Faces of Auckland: Enticed by education
Auckland is one of the most multicultural cities in the world with more than a third of its citizens born overseas and boasting more than 200 nationalities living here.
Faces of Auckland is a series talking to those who have left all corners of the world to make their home here, reminding us why Auckland is so good.
SON'S FUTURE MADE MOVE NECESSARY
Renee Kim moved to New Zealand for one reason.
The Korean education system was failing her oldest son, Kevin, who was a delayed learner.
He was born prematurely weighing just 1.8 kilograms and spent the first four months of his life in an incubator.
Doctors were unsure if he would survive but Kim says there was ''no doubt in my heart'' he would.
After battling the school system for years, Kim took Kevin and her younger son, Danny, to New Zealand.
She left behind her successful business and her entire family, including her husband, in Seoul.
''When I said I'm going to New Zealand, they had just one word. 'What?' and then 'Why?,'' Kim said.
The family started their new life in Hamilton in 2002 before moving to Auckland five years ago.
Kim, 51, now runs a patchwork quilt shop and studio in Milford on the North Shore.
She said her boys were so happy going to school in New Zealand.
In Korea 95 to 99 per cent of children have started learning before they begin primary school, she said.
''They didn't want to wait for Kevin. They said 'No, you need to prepare for a good high school, prepare for university'. That's just their system.''
Fed up with this attitude, Kim began researching different education systems online.

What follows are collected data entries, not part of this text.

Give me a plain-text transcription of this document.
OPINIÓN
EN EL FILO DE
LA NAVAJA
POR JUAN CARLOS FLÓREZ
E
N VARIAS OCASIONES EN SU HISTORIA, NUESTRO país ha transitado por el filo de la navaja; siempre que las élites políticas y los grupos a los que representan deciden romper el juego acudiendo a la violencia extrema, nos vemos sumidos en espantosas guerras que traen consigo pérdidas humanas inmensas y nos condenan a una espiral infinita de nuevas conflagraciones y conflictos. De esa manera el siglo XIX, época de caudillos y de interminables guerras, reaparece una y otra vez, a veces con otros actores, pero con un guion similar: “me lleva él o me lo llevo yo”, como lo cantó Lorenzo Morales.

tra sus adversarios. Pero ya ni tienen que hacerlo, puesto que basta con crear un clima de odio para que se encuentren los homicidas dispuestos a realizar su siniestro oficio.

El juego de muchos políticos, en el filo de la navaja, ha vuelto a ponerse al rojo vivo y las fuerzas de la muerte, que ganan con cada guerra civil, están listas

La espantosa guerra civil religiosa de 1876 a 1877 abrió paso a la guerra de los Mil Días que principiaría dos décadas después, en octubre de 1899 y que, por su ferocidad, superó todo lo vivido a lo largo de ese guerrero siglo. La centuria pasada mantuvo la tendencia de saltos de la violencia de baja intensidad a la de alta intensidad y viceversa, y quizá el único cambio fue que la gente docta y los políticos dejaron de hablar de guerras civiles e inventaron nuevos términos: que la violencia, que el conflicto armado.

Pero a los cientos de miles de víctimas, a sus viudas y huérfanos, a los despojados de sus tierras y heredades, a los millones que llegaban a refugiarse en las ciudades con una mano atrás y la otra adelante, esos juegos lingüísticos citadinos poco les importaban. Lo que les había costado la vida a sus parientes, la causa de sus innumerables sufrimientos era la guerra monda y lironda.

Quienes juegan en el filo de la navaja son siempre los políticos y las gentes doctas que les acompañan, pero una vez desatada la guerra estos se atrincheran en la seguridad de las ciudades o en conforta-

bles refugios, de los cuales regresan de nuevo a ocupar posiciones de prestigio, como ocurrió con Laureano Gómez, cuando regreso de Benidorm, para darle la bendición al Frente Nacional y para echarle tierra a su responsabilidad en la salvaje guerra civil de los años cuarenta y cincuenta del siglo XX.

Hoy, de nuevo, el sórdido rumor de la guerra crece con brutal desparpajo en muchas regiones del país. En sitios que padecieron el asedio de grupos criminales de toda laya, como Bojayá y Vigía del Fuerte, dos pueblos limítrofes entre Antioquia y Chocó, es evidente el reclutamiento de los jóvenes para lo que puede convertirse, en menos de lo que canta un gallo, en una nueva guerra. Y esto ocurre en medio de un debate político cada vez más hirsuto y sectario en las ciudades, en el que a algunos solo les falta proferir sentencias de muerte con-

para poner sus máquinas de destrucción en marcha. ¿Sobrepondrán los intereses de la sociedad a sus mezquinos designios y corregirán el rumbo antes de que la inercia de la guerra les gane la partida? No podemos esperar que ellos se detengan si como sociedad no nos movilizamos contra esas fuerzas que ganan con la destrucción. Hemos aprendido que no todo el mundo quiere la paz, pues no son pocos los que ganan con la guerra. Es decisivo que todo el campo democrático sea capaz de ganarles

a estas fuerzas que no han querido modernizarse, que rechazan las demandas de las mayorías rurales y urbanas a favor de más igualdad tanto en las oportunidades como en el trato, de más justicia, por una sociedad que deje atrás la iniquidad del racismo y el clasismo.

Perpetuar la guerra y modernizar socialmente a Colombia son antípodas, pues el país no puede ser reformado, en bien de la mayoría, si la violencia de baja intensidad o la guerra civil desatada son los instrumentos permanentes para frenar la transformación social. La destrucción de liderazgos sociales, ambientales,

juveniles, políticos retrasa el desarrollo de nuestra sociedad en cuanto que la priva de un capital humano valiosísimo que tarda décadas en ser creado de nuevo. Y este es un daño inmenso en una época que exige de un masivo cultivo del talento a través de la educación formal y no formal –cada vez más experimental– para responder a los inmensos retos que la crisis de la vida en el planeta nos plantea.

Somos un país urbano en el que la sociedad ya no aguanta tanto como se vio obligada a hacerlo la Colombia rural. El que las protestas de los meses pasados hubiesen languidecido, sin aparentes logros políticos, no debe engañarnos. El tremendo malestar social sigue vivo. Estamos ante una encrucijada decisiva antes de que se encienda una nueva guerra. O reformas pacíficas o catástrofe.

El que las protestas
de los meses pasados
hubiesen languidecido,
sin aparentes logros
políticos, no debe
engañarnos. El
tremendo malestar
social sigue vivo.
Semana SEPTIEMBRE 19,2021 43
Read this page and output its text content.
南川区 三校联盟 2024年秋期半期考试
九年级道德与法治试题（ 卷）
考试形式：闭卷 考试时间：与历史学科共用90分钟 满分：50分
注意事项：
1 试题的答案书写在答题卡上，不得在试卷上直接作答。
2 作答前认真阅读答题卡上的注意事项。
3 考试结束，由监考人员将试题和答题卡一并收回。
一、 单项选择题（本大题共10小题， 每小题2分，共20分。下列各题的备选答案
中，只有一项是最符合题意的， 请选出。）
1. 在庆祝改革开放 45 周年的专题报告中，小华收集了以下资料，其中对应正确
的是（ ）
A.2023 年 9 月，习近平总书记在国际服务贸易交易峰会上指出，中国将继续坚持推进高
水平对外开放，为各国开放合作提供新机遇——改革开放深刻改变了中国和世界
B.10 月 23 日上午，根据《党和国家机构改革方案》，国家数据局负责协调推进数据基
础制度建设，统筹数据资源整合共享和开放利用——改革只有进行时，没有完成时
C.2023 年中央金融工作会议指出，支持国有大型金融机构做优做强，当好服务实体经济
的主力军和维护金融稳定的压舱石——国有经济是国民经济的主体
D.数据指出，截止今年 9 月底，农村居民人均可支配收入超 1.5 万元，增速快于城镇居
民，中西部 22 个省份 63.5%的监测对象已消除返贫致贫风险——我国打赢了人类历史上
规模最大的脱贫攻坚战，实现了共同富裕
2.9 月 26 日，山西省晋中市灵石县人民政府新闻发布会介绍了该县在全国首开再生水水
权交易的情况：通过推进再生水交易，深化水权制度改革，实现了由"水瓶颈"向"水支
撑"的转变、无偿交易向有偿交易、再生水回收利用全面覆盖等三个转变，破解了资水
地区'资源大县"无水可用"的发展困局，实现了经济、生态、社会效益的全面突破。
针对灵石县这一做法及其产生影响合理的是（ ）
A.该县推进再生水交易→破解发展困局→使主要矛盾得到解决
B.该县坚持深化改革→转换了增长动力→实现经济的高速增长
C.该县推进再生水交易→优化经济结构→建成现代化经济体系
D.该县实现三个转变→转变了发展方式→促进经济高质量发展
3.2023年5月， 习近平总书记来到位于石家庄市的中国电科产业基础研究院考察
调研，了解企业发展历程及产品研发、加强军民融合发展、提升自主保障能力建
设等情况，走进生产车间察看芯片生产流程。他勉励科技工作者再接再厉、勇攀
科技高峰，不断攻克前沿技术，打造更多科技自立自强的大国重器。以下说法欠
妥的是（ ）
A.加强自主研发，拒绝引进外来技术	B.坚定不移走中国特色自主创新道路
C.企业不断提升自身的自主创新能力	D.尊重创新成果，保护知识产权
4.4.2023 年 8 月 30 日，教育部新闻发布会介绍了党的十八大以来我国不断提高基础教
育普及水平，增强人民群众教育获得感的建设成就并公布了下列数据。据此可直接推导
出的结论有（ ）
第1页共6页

She had no idea where New Zealand was before looking it up on a map.
Kim flew here alone to spend a month visiting Christchurch, Wellington and Auckland, struggling to decide which city would be best for her sons.
She fell in love with the Waikato River and settled in Hamilton, but moved to Auckland when Danny wanted to go to university.
Kim's English was limited but she never took lessons, saying the people she talked to each day were her English teachers.
''Many Asian migrants all want to learn the language. But I thought I would make friends with my neighbours first.''
She threw herself into community life, running a quilt shop, putting on an exhibition, doing volunteer work and joining the Waikato Patchworkers and Quilters Guild.
Kim originally planned to stay in New Zealand for only two years, but changed her mind.
She said in Korea she lived in a lovely apartment and drove nice cars.
In Auckland Kim lives in a cottage with a little kitchen and no new furniture, but she loves it.
''I feel very successful. I'm not rich but I feel very rich in my heart and soul.''
Is New Zealand tolerant of different cultures and are you able to express your cultural identity fully here?
Yes. I think sometimes I've got culture shock here but I don't have any problems. People say you are not like a Korean, you are more Kiwi.
Have you ever traveled in New Zealand outside of Auckland and where to?
More than you, I think! I went from Cape Reinga to Picton in my car. I know very well about most of the North Island, even small villages like Coromandel and Waihi. Hawke's Bay is my favourite.
What is best about being an Aucklander?
The art. There are galleries here, lots of beautiful galleries. Ponsonby, Greenlane and now Karangahape Rd. I'm very interested in K Rd.
If I was Auckland mayor I would...
That is very hard. I'm always watching television news and reading the newspaper, there are always issues. I'm not the person to comment on that.
Do you watch rugby and do you support the All Blacks?
I haven't watched rugby much because I'm not a sporty person. But I always buy All Black T-shirts for my nieces in Korea because they know the All Blacks.